Eu sei seus nomes e isso é tudo, disse ela.

Outros candidatos a emprego ecoaram o sentimento de isolamento, mas disseram que a desconexão os ajudou a redefinir sua relação com o trabalho e a desvendar suas identidades, vidas sociais e autoestima de seus empregos.



Joanna Wu, que começou a trabalhar para a firma de contabilidade PwC em setembro passado, posa para um retrato em Chicago, em 3 de setembro de 2021. Wu disse que suas únicas interações com colegas eram por meio de videochamadas, que pareciam ter uma agenda rígida que o impedia socializando. (O jornal New York Times)

Joanna Wu, que começou a trabalhar para a firma de contabilidade PwC em setembro passado, disse que suas únicas interações com os colegas eram por meio de videochamadas, que pareciam ter uma agenda rígida que impedia a socialização.

Você sabe que a motivação das pessoas é baixa quando as câmeras estão todas desligadas, disse Wu, 23 anos. Havia um claro desinteresse de todos em ver os rostos uns dos outros.

Em vez disso, disse ela, encontrou consolo em novos hobbies, como cozinhar vários pratos chineses e convidar amigos para jantares. Ela chamou isso de vida dupla. Em agosto, ela desistiu. Eu me sinto tão livre, ela disse.

Martin Anquetil, 22, que começou a trabalhar no Google em agosto do ano passado, também nunca se encontrou com seus colegas pessoalmente. O Google não se esforçou muito para fazer com que ele se sentisse conectado socialmente, disse ele, e não havia brindes ou outras vantagens de escritório - como comida de graça - pelos quais a empresa de internet é famosa.

Anquetil disse que sua atenção começou a vagar. Suas sessões de videogame na hora do almoço se transformaram em horário de trabalho, e ele começou a comprar destaques do basquete no NBA Top Shot, um mercado de criptomoedas, enquanto trabalhava. Em março, ele saiu do Google para trabalhar no Dapper Labs, a startup que se uniu à National Basketball Association para criar o Top Shot.

Se alguém quiser trabalhar no Google e trabalhar 20 horas por semana e fingir que está gastando 40 enquanto faz outras coisas, tudo bem, mas eu queria mais conexão, disse ele.

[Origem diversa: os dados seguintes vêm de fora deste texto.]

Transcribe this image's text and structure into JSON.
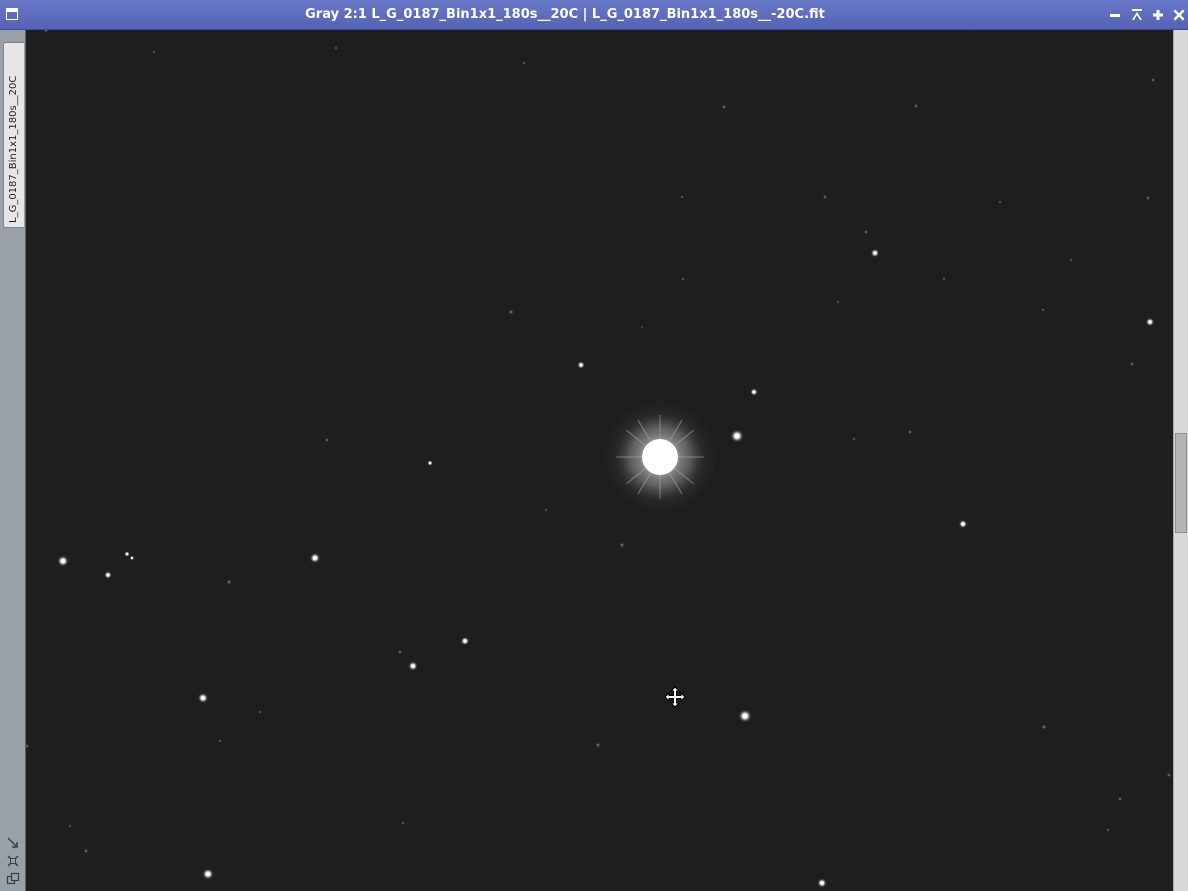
{
  "window": {
    "title": "Gray 2:1 L_G_0187_Bin1x1_180s__20C | L_G_0187_Bin1x1_180s__-20C.fit",
    "colors": {
      "titlebar": "#5a68b8",
      "title_text": "#ffffff",
      "background": "#1e1e1e"
    },
    "controls": [
      {
        "name": "minimize",
        "icon": "minus-icon"
      },
      {
        "name": "shade",
        "icon": "shade-icon"
      },
      {
        "name": "maximize",
        "icon": "plus-icon"
      },
      {
        "name": "close",
        "icon": "close-icon"
      }
    ]
  },
  "view_tab": {
    "label": "L_G_0187_Bin1x1_180s__20C"
  },
  "left_tools": [
    "zoom-to-fit-icon",
    "fit-view-icon",
    "clone-view-icon"
  ],
  "image": {
    "description_icon": "star-field",
    "cursor": "pan-move-icon",
    "scroll_position": 0.53
  }
}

O Google se recusou a comentar.

Para ajudar a evitar que mais pessoas deixem seus empregos porque não formaram vínculos pessoais, alguns empregadores estão reconfigurando suas culturas corporativas e criando novos cargos como chefes remotos para manter os funcionários trabalhando bem juntos e se sentindo motivados. Em novembro, o Facebook contratou um diretor de trabalho remoto, que é responsável por ajudar a empresa a se ajustar a uma força de trabalho quase sempre remota.

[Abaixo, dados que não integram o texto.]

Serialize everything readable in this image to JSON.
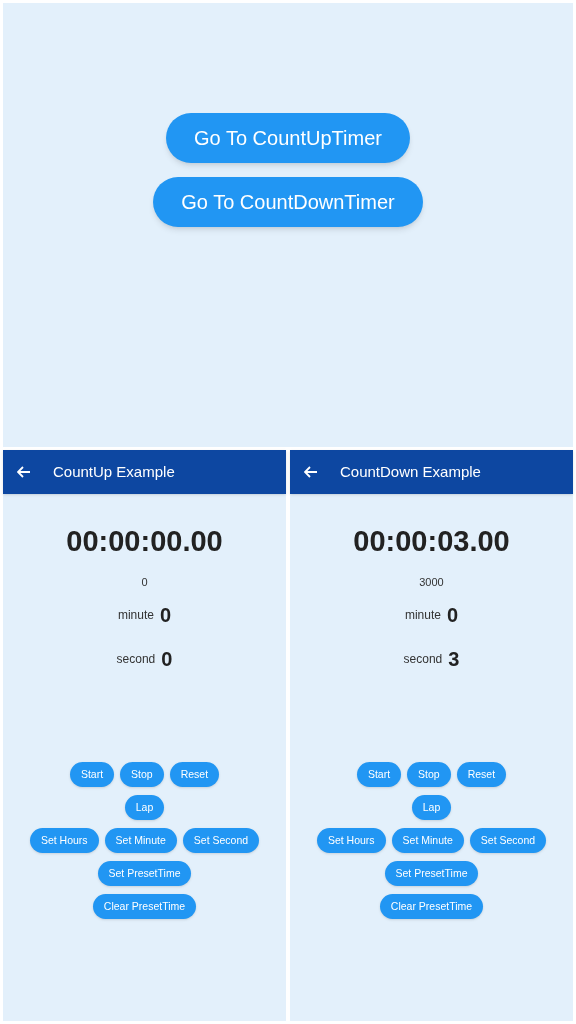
{
  "home": {
    "buttons": [
      "Go To CountUpTimer",
      "Go To CountDownTimer"
    ]
  },
  "screens": [
    {
      "title": "CountUp Example",
      "time": "00:00:00.00",
      "millis": "0",
      "minute_label": "minute",
      "minute": "0",
      "second_label": "second",
      "second": "0",
      "button_rows": [
        [
          "Start",
          "Stop",
          "Reset"
        ],
        [
          "Lap"
        ],
        [
          "Set Hours",
          "Set Minute",
          "Set Second"
        ],
        [
          "Set PresetTime"
        ],
        [
          "Clear PresetTime"
        ]
      ]
    },
    {
      "title": "CountDown Example",
      "time": "00:00:03.00",
      "millis": "3000",
      "minute_label": "minute",
      "minute": "0",
      "second_label": "second",
      "second": "3",
      "button_rows": [
        [
          "Start",
          "Stop",
          "Reset"
        ],
        [
          "Lap"
        ],
        [
          "Set Hours",
          "Set Minute",
          "Set Second"
        ],
        [
          "Set PresetTime"
        ],
        [
          "Clear PresetTime"
        ]
      ]
    }
  ]
}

Outras empresas que rapidamente mudaram para o trabalho remoto não são adeptas de promover a comunidade por meio de videochamadas, disse Jen Rhymer, uma pós-doutoranda em Stanford que estuda locais de trabalho.

Eles não podem simplesmente dizer: ‘Oh, seja social, vá para happy hours virtuais’, disse Rhymer. Isso por si só não vai criar uma cultura de construção de amizades.

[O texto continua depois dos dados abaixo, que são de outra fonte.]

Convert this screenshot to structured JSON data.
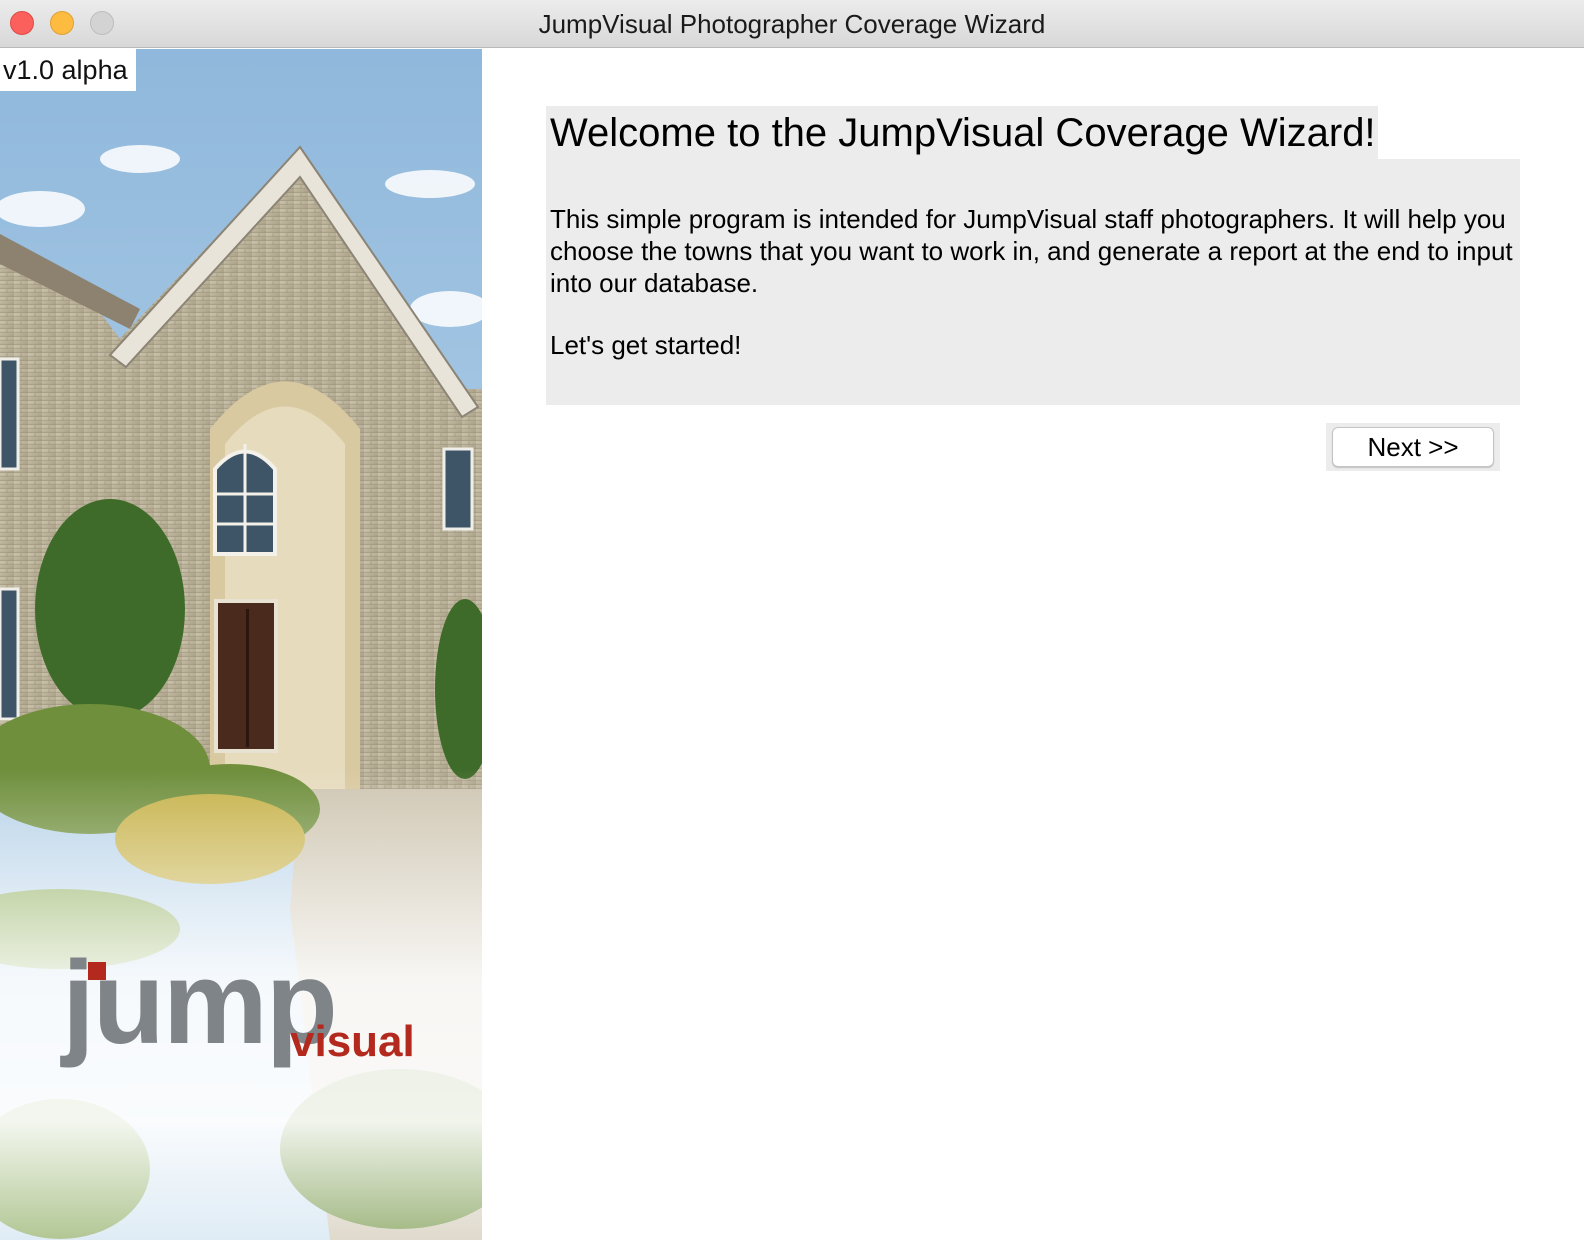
{
  "window": {
    "title": "JumpVisual Photographer Coverage Wizard",
    "controls": [
      "close",
      "minimize",
      "zoom"
    ]
  },
  "splash": {
    "version": "v1.0 alpha",
    "image": "house-exterior-photo",
    "logo": {
      "primary": "jump",
      "secondary": "visual",
      "primary_color": "#7f8488",
      "accent_color": "#b3291e"
    }
  },
  "content": {
    "heading": "Welcome to the JumpVisual Coverage Wizard!",
    "intro": "This simple program is intended for JumpVisual staff photographers. It will help you choose the towns that you want to work in, and generate a report at the end to input into our database.",
    "call_to_action": "Let's get started!",
    "next_label": "Next >>"
  },
  "colors": {
    "panel_background": "#ececec",
    "close": "#fc605c",
    "minimize": "#fdbc40",
    "zoom": "#d3d3d3"
  }
}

Ela disse que as empresas podem ajudar os trabalhadores isolados a se sentirem motivados ao abraçar a socialização, em vez de fazer com que os funcionários tomem a iniciativa. Isso inclui agendar atividades em pequenos grupos, hospedar retiros presenciais e reservar um tempo para conversas do dia-a-dia, disse ela.

Os empregadores que nunca se encontram com seus trabalhadores pessoalmente também estão contribuindo para o aumento de empregos, pois estão mais dispostos a dispensá-los. Sean Pressler, que no ano passado se juntou ao Potsandpans.com, um site de comércio eletrônico em San Francisco, para fazer vídeos de marketing, disse que foi demitido em novembro sem aviso prévio.

Pressler, 35, disse que não se encontrar fisicamente e não conhecer seus chefes e colegas o tornava dispensável. Se ele tivesse construído relacionamentos pessoais, ele disse que teria sido capaz de obter feedback sobre seus vídeos panorâmicos e riff de ideias com colegas, e pode até mesmo ter percebido que os cortes estavam por vir muito antes de ser despedido.

Em vez disso, disse ele, me senti como um nome em uma planilha. Apenas alguém em quem você pode apagar.

E seus colegas de trabalho? Eu nem sei se eles sabem quem eu fui, disse ele.

Este artigo foi publicado originalmente no The New York Times.